Retractable shields considered for Edmonton transit buses
Rising numbers of assaults against Edmonton bus drivers have caused city council to consider implementing retractable shields on new buses. The shields would be installed on the air conditioned buses currently being brought in, to protect drivers against physical threats when necessary.
According to a report heading to an upcoming committee meeting, there have been 130 cases of assault against transit operators from 2015-2018.
“We’re finding our operators are getting assaulted more and more,” Mark Tetterington said. Tetterington is the president of the Amalgamated Transit Union, which represents ETS operators.
“And there’s been a gradual trend over the last few years where it’s gradually gone up and there’s more serious assaults.”
The rise in assaults has caused drivers to hesitate when it comes to driving certain routes, Tetterington said.
“Our operators are becoming more and more apprehensive about working nights, and they don’t want to work those shifts, but sometimes they’re forced to work those shifts.”
To decrease danger to operators, the report has outlined a pilot project to test the application of the shields.
“The cost of a retractable shield is approximately $5,000 per unit,” the report reads. “For the pilot, administration will install shields on 10 buses, for a total estimated cost of $50,000.”
“That’s pretty cheap money to test this idea out,” Ward 11 Councillor Mike Nickel said. “I think given the nature of it, it’s a no-brainer.”

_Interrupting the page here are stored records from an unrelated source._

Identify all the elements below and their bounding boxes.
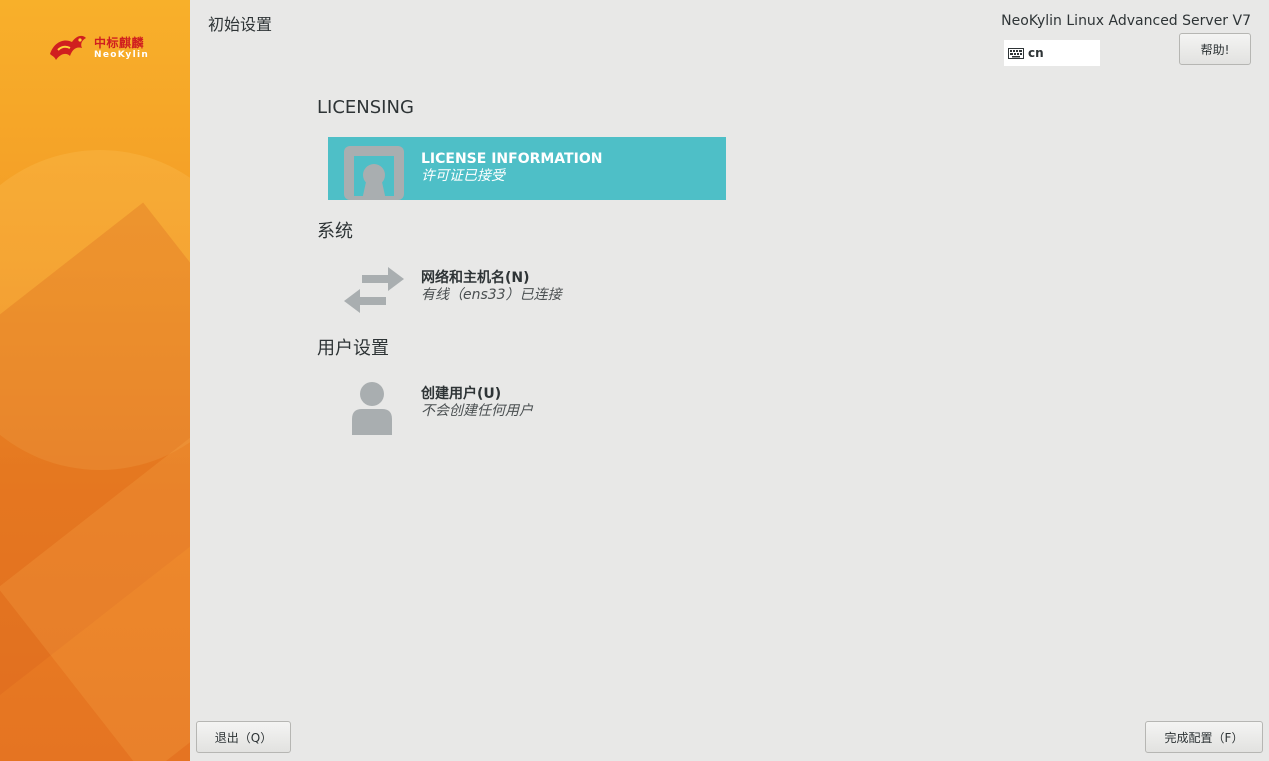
- logo-chinese-name: 中标麒麟: [94, 35, 145, 50]
- spoke-label: 创建用户(U): [421, 386, 502, 402]
- spoke-status: 许可证已接受: [421, 168, 505, 184]
- page-title: 初始设置: [208, 15, 273, 34]
- logo: 中标麒麟 NeoKylin: [46, 32, 149, 64]
- license-certificate-icon: [338, 142, 408, 200]
- spoke-status: 有线（ens33）已连接: [421, 287, 562, 303]
- quit-button[interactable]: 退出（Q）: [196, 721, 291, 753]
- section-title-system: 系统: [317, 221, 353, 242]
- help-button[interactable]: 帮助!: [1179, 33, 1251, 65]
- spoke-status: 不会创建任何用户: [421, 403, 533, 419]
- spoke-label: 网络和主机名(N): [421, 270, 530, 286]
- spoke-create-user[interactable]: 创建用户(U) 不会创建任何用户: [328, 372, 726, 437]
- section-title-user-settings: 用户设置: [317, 338, 389, 359]
- sidebar: 中标麒麟 NeoKylin: [0, 0, 190, 761]
- user-icon: [338, 377, 408, 437]
- keyboard-layout-indicator[interactable]: cn: [1004, 40, 1100, 66]
- spoke-license-information[interactable]: LICENSE INFORMATION 许可证已接受: [328, 137, 726, 200]
- spoke-label: LICENSE INFORMATION: [421, 151, 603, 167]
- logo-english-name: NeoKylin: [94, 49, 150, 60]
- kylin-logo-icon: [46, 32, 90, 64]
- spoke-network-hostname[interactable]: 网络和主机名(N) 有线（ens33）已连接: [328, 256, 726, 319]
- network-arrows-icon: [338, 261, 408, 319]
- section-title-licensing: LICENSING: [317, 97, 414, 118]
- product-name: NeoKylin Linux Advanced Server V7: [1001, 13, 1251, 29]
- keyboard-layout-label: cn: [1028, 46, 1044, 60]
- keyboard-icon: [1008, 47, 1024, 59]
- finish-configuration-button[interactable]: 完成配置（F）: [1145, 721, 1263, 753]
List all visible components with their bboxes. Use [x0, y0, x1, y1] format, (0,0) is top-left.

Miranda Piques and Chad Von Matt take the bus daily. Both have witnessed times where drivers were assaulted. Von Matt mentioned one situation, where an irate passenger “grabbed the bus driver and started shaking him because he didn’t have the right change.”
“They’re always beating up the drivers,” Piques said. She also mentioned incidents of spitting and coffee being thrown at the drivers. “I think they need a shield for the drivers here.”
Von Matt agreed, believing that the implementation of shields would set a good example to other regions.
“You would think that (Edmonton) should be setting standards that others should be following,” Von Matt said. “One of the steps towards that would be showing that they care for their public employees.”
The city tested shields on buses from 2009-2010, but operators ultimately did not support the installation of full shields, due to complaints of claustrophobia and being cut off from the passengers on their routes. The ability for operators to retract the shields, however, might solve these problems.
“If we have that it’ll be down unless you feel threatened,” Tetterington said. “If an operator feels threatened they can just hit the button and the shield raises and then they’re protected.”
Nickel is one of the two city councillors responsible for bringing the bus shield inquiry to the upcoming meeting.
“This is a just-in-case kind of tool, and obviously as you can see by the numbers, it’s a tool that I think we need.” Nickel said.
The topic will be discussed on May 24.